# $|\exp_p(x)\exp_q(T(x))|$ controlled by $|pq|?$ $T$ is parallel transportation in Alexandrov space

Let $M$ be an Alexandrov space with $sec \geqslant 0$. Let $p$ and $q$ be points of shortest path $\gamma$ in $M$, that are not end point. Then the tangent cone can split as $C_p=L_p \times \mathbb{R}$. Where $L_p=\{x\in C_p;x \perp \gamma\}$.

The second variation says: "For any sequence $\varepsilon_n \to 0$, there is a subsequence $\{\epsilon_n\}\subset \{\varepsilon_n\}$ and the isometry (parallel transportation) $T: L_p \to L_q$ such that $$|\exp_p(\epsilon_nx)\exp_q(\epsilon_n T(x))|\leqslant |pq|+o(\epsilon^2_n)$$ Where $x\in L_p$ is any vector.

My question: is $|\exp_p(x)\exp_q(T(x))|$ can be controlled by $|pq|?$ I think this is wrong, but I can't think of a counter example.

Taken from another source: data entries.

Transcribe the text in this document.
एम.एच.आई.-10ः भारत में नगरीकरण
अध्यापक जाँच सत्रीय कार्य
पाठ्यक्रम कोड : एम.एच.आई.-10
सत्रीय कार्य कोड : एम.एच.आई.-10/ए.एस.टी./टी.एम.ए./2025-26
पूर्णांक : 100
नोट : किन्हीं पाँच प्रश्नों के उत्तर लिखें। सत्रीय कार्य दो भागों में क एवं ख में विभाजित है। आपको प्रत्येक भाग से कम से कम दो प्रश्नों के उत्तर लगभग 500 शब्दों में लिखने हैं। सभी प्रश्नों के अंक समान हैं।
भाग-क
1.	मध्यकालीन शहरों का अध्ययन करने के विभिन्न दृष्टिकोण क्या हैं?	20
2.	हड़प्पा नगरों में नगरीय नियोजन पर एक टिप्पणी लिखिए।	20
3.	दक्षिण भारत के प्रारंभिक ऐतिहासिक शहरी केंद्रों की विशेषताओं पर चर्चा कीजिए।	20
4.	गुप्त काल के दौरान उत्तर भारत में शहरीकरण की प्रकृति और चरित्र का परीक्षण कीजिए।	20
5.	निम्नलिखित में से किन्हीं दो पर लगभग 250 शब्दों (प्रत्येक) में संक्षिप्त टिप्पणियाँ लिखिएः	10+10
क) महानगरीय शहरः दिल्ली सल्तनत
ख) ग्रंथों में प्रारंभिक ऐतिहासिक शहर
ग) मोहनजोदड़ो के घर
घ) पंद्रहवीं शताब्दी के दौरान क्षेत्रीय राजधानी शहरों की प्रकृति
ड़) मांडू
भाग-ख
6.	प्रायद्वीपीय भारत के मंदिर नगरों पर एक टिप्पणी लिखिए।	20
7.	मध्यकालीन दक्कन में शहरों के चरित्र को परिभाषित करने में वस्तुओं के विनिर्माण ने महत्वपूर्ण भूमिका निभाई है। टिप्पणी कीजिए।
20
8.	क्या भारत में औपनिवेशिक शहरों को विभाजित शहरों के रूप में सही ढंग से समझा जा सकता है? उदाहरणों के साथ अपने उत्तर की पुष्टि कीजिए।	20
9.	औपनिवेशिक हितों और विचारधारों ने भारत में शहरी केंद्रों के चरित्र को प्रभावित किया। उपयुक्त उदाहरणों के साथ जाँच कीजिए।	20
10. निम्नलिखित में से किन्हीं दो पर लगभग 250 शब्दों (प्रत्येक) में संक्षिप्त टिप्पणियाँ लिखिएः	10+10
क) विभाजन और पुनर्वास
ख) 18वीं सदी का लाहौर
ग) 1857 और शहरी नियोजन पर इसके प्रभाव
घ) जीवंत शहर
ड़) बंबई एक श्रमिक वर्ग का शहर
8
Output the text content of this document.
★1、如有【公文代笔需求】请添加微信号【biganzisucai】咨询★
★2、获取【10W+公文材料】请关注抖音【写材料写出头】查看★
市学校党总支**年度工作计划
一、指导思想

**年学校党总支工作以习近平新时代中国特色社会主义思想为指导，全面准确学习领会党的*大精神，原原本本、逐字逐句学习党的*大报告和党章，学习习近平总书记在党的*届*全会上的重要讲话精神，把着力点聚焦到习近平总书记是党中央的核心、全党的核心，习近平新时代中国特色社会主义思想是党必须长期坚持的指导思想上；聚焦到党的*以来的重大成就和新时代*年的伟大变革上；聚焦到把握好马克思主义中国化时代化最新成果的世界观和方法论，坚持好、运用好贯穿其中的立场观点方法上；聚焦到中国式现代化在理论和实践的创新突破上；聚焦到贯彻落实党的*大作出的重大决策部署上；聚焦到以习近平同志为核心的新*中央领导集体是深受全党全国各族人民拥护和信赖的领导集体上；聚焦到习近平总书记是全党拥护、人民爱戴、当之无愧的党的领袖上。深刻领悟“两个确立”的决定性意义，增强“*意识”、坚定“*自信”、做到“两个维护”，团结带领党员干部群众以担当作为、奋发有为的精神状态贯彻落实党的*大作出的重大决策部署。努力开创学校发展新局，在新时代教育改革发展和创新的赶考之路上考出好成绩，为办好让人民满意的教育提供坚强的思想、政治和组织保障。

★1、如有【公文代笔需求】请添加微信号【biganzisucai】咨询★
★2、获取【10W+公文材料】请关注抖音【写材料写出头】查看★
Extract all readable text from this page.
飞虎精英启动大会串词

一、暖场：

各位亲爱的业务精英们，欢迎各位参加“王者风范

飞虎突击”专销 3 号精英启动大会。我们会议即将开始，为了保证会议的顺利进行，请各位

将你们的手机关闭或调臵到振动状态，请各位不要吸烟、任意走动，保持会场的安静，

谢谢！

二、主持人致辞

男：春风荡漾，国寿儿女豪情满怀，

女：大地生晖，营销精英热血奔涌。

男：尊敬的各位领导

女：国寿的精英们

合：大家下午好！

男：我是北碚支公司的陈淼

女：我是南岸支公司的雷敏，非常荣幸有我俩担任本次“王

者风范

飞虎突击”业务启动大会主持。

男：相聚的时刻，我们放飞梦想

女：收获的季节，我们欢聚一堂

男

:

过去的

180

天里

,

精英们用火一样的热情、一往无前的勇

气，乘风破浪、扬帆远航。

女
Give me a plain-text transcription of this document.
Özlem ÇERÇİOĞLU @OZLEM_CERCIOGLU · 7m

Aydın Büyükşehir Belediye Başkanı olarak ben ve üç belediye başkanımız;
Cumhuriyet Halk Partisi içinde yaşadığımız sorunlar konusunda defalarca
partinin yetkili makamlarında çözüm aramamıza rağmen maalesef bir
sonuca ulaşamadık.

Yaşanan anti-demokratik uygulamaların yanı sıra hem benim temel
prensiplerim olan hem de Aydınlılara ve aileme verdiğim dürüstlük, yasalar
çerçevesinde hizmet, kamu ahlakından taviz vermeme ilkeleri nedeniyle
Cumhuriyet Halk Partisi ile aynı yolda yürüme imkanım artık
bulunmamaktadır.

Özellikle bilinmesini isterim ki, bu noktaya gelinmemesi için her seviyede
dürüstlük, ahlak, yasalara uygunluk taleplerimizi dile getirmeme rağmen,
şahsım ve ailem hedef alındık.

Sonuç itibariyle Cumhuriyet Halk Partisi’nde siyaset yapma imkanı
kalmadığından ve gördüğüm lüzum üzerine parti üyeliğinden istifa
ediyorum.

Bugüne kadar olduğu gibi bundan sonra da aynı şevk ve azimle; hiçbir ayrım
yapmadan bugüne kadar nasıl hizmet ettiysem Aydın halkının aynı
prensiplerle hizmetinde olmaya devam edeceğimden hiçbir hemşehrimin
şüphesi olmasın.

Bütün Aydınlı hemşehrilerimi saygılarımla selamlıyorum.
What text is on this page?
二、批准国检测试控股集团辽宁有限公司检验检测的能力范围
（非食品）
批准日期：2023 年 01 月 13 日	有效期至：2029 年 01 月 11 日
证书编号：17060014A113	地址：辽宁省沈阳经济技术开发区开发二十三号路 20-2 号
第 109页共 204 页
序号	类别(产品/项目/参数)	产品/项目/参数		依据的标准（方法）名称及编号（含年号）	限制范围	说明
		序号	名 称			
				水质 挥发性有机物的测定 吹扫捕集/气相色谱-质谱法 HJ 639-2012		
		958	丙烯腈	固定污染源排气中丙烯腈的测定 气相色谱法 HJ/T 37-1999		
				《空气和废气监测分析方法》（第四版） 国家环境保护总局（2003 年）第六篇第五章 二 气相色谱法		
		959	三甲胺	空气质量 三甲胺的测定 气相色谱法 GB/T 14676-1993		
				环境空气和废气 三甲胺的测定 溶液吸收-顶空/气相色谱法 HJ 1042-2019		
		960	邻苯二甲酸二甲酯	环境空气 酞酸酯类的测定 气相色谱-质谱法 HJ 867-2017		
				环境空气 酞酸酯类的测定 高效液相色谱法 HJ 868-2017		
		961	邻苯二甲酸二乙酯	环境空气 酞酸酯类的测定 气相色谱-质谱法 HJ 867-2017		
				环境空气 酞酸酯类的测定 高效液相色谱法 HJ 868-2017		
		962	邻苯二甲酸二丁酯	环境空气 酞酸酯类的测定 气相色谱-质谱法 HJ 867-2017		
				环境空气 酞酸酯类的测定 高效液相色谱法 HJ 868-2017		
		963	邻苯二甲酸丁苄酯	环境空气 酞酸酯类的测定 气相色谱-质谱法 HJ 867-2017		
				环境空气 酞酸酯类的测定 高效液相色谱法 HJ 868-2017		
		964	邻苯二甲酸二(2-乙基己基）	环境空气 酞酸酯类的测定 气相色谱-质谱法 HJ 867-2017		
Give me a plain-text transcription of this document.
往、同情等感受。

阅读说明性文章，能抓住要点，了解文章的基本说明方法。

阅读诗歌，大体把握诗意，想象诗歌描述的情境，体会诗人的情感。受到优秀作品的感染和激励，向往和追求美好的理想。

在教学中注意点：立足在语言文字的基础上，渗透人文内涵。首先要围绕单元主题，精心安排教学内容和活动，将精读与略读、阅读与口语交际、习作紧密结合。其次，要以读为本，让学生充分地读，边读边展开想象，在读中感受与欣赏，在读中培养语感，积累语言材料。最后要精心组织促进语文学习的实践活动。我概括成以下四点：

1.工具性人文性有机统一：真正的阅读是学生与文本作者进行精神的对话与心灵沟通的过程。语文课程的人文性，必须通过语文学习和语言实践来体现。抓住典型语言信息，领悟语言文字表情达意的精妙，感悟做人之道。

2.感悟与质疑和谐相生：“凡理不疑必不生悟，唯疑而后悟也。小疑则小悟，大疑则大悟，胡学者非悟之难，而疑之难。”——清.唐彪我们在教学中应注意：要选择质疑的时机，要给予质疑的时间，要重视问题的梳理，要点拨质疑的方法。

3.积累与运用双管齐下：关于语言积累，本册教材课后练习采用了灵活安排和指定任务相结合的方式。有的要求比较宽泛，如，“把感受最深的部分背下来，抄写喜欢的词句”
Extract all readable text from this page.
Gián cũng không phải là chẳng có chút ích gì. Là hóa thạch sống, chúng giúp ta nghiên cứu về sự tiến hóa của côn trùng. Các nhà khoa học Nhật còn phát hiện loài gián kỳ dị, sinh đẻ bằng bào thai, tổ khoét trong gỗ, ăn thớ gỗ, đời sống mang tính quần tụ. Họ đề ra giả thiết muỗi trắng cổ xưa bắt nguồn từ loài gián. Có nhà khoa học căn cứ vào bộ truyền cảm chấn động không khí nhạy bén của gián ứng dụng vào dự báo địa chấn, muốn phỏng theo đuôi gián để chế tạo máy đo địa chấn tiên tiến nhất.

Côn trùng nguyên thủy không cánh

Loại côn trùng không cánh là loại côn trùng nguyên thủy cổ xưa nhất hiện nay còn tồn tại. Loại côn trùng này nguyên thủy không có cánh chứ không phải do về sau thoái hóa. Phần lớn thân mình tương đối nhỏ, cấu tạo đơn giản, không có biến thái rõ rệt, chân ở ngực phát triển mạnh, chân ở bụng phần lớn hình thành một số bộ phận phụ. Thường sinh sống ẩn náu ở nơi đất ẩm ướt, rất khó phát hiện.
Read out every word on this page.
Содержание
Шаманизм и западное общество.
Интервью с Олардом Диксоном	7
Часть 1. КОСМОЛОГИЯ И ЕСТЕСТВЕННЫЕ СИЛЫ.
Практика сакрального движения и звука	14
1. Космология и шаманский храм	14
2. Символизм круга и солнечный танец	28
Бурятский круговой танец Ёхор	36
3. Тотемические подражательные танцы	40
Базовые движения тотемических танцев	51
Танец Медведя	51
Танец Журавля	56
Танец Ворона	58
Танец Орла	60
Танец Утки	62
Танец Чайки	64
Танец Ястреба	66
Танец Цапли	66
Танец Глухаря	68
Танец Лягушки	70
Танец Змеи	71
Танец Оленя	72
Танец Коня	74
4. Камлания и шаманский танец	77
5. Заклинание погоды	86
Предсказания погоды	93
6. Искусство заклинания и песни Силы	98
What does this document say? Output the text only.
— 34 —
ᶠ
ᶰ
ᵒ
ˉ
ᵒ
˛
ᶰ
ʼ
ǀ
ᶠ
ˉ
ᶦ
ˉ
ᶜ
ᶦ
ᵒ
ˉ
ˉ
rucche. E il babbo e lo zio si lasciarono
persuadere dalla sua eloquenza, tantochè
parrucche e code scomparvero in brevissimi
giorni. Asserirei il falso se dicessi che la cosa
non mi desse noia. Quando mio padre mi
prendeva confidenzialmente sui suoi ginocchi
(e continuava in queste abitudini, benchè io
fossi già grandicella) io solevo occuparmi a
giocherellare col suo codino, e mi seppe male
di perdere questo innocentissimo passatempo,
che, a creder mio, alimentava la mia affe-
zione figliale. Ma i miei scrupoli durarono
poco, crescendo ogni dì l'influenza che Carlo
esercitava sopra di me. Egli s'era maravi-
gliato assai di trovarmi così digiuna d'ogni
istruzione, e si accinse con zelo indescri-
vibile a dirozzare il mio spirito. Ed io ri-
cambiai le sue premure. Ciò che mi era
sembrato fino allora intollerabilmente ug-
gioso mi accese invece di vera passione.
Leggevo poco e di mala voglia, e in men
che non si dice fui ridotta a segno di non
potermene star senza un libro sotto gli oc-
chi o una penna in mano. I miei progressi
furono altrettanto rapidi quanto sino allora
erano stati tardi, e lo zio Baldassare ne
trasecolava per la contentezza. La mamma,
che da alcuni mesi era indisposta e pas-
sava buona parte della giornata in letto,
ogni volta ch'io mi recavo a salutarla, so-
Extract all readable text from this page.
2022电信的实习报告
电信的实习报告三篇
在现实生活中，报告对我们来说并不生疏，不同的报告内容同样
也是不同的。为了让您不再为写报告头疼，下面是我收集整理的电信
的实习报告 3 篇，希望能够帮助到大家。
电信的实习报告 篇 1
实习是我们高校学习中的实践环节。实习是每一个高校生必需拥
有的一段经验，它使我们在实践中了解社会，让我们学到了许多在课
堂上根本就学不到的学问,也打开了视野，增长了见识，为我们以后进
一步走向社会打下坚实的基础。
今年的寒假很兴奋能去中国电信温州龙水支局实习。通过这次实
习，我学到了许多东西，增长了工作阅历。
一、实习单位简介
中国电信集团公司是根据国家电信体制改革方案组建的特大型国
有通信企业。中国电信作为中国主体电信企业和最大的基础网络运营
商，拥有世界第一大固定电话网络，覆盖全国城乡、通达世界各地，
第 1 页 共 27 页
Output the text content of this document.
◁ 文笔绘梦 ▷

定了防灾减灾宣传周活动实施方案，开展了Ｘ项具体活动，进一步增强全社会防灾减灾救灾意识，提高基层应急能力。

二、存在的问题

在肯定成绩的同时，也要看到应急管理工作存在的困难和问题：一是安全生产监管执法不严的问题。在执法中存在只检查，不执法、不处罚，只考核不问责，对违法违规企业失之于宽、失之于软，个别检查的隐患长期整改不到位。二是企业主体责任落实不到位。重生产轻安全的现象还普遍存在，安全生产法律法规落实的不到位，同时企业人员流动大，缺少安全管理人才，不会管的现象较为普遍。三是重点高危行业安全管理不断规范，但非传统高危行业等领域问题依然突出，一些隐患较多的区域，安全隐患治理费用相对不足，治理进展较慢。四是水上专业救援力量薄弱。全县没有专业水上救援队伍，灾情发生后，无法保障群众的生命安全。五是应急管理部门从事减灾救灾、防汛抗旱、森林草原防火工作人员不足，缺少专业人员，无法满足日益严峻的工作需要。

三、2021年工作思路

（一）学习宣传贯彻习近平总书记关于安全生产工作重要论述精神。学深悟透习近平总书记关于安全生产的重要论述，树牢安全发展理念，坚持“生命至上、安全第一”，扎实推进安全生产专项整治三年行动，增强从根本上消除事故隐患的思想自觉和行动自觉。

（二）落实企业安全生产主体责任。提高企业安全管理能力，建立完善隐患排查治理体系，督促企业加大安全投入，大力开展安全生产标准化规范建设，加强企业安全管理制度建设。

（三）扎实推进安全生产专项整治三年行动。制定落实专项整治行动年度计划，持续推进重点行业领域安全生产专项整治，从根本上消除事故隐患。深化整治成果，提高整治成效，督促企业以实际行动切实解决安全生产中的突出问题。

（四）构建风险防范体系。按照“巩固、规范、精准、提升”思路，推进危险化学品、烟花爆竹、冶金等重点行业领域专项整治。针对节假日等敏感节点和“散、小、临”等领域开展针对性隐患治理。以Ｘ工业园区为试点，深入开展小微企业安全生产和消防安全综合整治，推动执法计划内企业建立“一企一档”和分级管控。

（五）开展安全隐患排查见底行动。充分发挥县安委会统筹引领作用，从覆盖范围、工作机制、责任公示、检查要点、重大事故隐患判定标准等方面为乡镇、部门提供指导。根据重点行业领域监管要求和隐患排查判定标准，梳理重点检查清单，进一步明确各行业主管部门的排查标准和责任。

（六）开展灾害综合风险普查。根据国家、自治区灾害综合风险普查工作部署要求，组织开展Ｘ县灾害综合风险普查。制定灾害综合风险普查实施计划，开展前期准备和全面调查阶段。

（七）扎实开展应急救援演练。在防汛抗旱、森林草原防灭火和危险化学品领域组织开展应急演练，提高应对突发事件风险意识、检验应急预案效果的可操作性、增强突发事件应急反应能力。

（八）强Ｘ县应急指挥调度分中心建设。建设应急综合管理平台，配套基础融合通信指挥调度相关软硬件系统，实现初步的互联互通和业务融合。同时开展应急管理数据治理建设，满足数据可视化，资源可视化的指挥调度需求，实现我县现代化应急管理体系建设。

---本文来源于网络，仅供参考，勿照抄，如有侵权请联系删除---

First note that in positively curved Riemannian manifolds you do have theestimate $$|\exp_p(\varepsilon\cdot x)\exp_q(\varepsilon\cdot T(x))|\leqslant |pq|.$$ for small $\varepsilon>0$ ONLY. Consider Berger sphere and geodesic along Hopf fiber.
I do not know example of Alexandrov space where this inequality fails for all small $\varepsilon$ but I would not be surprized if one can build it based on the example above.
Yet closely related technical question. In principle the parallel transportation $T$ may depend on the sequence $\varepsilon_n$, but there are no known examples when it does happen. If such examples exist then for fixed $T$ the function $\varepsilon\mapsto|\exp_p(\varepsilon\cdot x)\exp_q(\varepsilon\cdot T(x))|$ might behave quite bad...